Reference: Journal entry describing his men’s exploration of the Sixth Island (now called Coochiemudlo) on July 19, 1799


 

Norman R. Wright: 

‘Dad had an idea of running pigs so we bought a couple, a Berkshire Boar that we named “Dennis” and the sow “Bridget”.  They lived on yams, roots, prickly pear etc. and soon multiplied.

‘We lived on side at the eastern end of the beach.  Our humpy for a start was 8’ x 8’ all galvanised iron and later we made a lean-to on the eastern side in which we stowed the dinghy and odd gear.  For the first year we collected oysters, shell grit, peat and firewood.  We were generally three weeks on the Island and one week at home trading our goods, cutting a supply of firewood etc.  We brought a pig home from time to time and it was slaughtered and sold.  We were the only people on the Island.  ‘Once a few steers appeared, they walked across from Victoria Point at low water and I had seen a couple of stockmen round them up.

‘The aboriginals learned our habits so when we were away they came after the suckers but left as soon as we returned.  The oysters were fair for a couple of years then the worm showed up and destroyed the best of them.’

 Reference: Letter addressed to Mrs F.G.Elliott, Coochiemudlo, November 21, 1966


 

Edward Field Jones:

‘During the last week of August 1883, a cataclysmic event hit the island (Coochie). What was described as a wall of water like a chalk mountain, surged down the Bay, flooding low lying contiguous areas as it swept towards Innis Island (now known as Coochiemudlo) at great speed. Four men were washed overboard from a southern bound boat and were lost from view. On the western side of the island the wave tore through the mangroves before smashing into the cliff. On the eastern side, the (Morwong) Beach bore the full force of the wave as it crashed through the casuarinas, and continued on its way to the southward, ripping off branches, snapping trunks, uprooting trees, and leaving a trail of destruction in its wake.

‘When the inundation had drained away, the Island resembled a battlefield, with debris strewn all along (Norfolk) Beach and out into Moreton Bay.

‘As the wave continued down the Bay, a load of bananas which had been piled up on the Redland Bay Jetty awaiting shipment to Brisbane, was swept away & never seen again.

‘After twelve hours immersion, the four men who had been washed overboard, were rescued when they were discovered clinging to floating tree trunks, totally exhausted after their terrifying ordeal.’

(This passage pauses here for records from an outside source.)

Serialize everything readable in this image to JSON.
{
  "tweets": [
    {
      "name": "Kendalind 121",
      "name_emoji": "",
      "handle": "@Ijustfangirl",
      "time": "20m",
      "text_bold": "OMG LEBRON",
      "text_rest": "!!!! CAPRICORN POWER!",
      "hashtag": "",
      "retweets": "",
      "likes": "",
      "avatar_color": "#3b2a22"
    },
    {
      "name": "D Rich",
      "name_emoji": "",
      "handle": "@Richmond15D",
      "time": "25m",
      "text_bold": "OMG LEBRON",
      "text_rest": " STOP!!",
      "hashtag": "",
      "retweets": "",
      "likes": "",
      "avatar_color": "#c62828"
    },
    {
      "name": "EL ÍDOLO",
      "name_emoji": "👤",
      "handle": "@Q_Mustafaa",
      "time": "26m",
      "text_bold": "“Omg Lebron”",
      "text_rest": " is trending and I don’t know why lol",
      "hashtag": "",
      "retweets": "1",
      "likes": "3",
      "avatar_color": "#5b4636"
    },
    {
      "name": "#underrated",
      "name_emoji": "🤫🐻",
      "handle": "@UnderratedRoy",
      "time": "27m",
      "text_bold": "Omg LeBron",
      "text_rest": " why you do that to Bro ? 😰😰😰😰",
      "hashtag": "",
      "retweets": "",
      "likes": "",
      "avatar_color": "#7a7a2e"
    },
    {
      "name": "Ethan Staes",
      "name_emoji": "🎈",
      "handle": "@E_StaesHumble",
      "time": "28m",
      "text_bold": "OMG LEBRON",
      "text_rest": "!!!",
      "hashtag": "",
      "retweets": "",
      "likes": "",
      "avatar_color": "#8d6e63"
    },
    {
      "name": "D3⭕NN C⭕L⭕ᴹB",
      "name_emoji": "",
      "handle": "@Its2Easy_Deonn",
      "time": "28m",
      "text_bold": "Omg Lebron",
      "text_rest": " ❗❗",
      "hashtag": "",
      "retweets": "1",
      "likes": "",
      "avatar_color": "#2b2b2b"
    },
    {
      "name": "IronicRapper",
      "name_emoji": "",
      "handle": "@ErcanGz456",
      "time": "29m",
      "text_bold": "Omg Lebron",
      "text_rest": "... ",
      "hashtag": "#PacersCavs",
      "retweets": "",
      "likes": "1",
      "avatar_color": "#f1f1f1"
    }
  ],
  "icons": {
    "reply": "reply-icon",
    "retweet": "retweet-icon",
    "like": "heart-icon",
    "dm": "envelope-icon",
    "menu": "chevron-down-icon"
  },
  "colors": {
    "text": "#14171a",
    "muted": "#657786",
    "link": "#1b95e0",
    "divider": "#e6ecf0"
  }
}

Reference: “Chronicles of Coochiemudlo”


 

Rosemary Opala:

‘Well, in the middle of, after leaving Peel the first time and going back the second time, I was working at the Cleveland Hospital, and I met Mrs Morton there, who was one of the farmers from Coochie. Her mother was in St Anne’s Hospital, and she pointed the island out the window to me, and said that’s where she lived.  I thought it looked a very interesting place. It looked just lovely then, didn’t have all the buildings down the foreshores on Cleveland like there is now.  You could just look down the street and see the mangroves, and you could just see the island.  It didn’t have Toondah Harbour or any of that – it was just very undeveloped round there.  There was just a farm where the hospital was. The hospital stood in the middle of somebody’s farm, actually, with cabbages and things round it.

‘So I had this dinghy, and on my day off once I rowed up to Coochie to see if it was as nice as it looked, and it was, so that’s how I started to get interested in Coochie.’

Reference: Redland Shire Council Oral History Project.